Я попросил его не выдавать меня, пообещав как-нибудь при случае объяснить все подробнее. Затем я кивнул на Гулечку и сказал:
- Она моя... ну, я хочу, чтобы она была моей... посмотри, какие у нее ноги!
В зале смолк оркестр, и сидевшие за столами люди зашевелились, поднялся гомон и завертелись головы, какими-то русалочьими вздохами шелестели казавшиеся пергаментными платья. Кира и Гулечка с классическими улыбками образцовых, выдержанных барышень стояли посреди рафинированной публики, создававшей весь этот шум, и я, пока мы приближались к ним, шепнул Шаржу, чтобы он взвалил заботы о Кире на себя. Мой друг понимающе кивнул. Он указал нам на столик у самой эстрады и сам принялся нас обслуживать, убегал за перегородку и возвращался оттуда с блюдами и бутылками, подавал кому-то таинственные знаки, что-то кричал, и я словно в забытьи пропустил момент, когда стало бессмысленно соизмерять будущий счет за все это изобилие с имевшейся у меня суммой.
Окончательно утвердившись в мысли, что Шаржу и платить за угощение, я поймал себя на том, что слегка завидую ему, более того, я боялся, что уже померк рядом с ним и никакие усилия экстравагантности не воскресят мою на миг вспыхнувшую звезду. Когда он угомонился и мы удобно расселись, когда запенилось в бокалах золотистое вино, вновь в тщательно расчесанной голове моего друга забродила меланхолия, и он забубнил: сколько лет, сколько зим... Да, каялся Шарж, когда-то я не верил, что в Нифонте дремлет большой художник, думал - так себе парнишка, средний, я потешался над ним, черт бы меня побрал - как же я заблуждался! Посмотрите! Посмотрите, как далеко он пошел! Где я и где он!
- Недостоин... ремни обуви... Впрочем, ремней и нет, - сказал он, мельком взглянув на мои несуразные туфли. - Так выпьем же... Слава его гремит, гремит... К несчастью, я не обладаю даром красноречия...
- Ты силен по части критики и разрушения, - перебил я. - Ты был красноречив, когда вышучивал мечты моей юности.
- Был глуп... каюсь... то была гнусь невежды и обывателя. Да простит мне Господь мои былые прегрешения! Готов понести любое наказание, загладить вину...
Мы выпили за встречу, за мой успех, за красоту наших дам, Шарж стал жаловаться на трудности жизни, и выпитое быстро сделало его оратором.
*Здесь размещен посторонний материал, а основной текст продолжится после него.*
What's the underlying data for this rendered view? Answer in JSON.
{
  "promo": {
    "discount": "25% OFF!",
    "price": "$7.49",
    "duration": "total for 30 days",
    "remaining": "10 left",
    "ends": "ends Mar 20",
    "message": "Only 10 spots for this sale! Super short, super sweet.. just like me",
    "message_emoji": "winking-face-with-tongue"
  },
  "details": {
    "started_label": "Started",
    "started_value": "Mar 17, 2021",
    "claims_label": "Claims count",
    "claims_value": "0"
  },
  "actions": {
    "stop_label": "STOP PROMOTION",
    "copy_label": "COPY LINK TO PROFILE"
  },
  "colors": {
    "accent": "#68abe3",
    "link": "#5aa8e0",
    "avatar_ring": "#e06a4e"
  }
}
Я подумал: все страшное, нелепое, придуманное позади, комедия кончилась, мы достигли равновесия и умиротворения, и я могу наконец без колебаний сказать себе, что это не сон, не мираж, не галлюцинация, что она, живая и желанная, сидит напротив меня и что это не случайность, а самое что ни на есть истинное начало нашего союза, потому что она пришла сюда по собственной воле и благосклонно улыбается мне. Я могу наконец не отводить глаз от ее восторженно-отчужденного и насмешливого, милого лица, и я смотрю на нее, конечно, с некоторой снисходительностью, чтобы не испортить игры, но с тем упорством, которое началось в узком отчаянии, в судорогах ничтожества и нищеты, а уходит в безбрежность торжества, в сознание, что дело сделано.
---------------
За нею я видел двух дебелых девиц, кувыркающихся на эстраде. Они были робко обнажены, впрочем, достаточно, чтобы возбужденная публика отпускала в их адрес сальные шуточки. Я вслушивался в лихое музицирование оркестра, жалобы и заклинания Шаржа и настойчивый скрип его плоских штиблет под столом, почему-то внушавших подозрение, что лишь неуемное желание солгать исторгает бешеный поток слов из глотки их хозяина.
Смешно начиналась наша с Гулечкой тайна. Пригорюнившись на миг, прикрыв глаза ладонью, я зашевелил губами, слабо вышептывая: упадут с незримых дерев времени наши медовые годочки, и станет для нас славным и трогательным воспоминанием и мои сегодняшние причуды, и мой обман, и твое нежное лицо, светящееся в полумраке, и сетования энергичного Шаржа, и хруст селедки на зубах проголодавшейся кошечки Киры, и чьи-то ненужные лица в цветном сумраке зала, и то, как я смотрел на тебя, не смея оторваться, читая удивление и, быть может, удовольствие в твоих глазах.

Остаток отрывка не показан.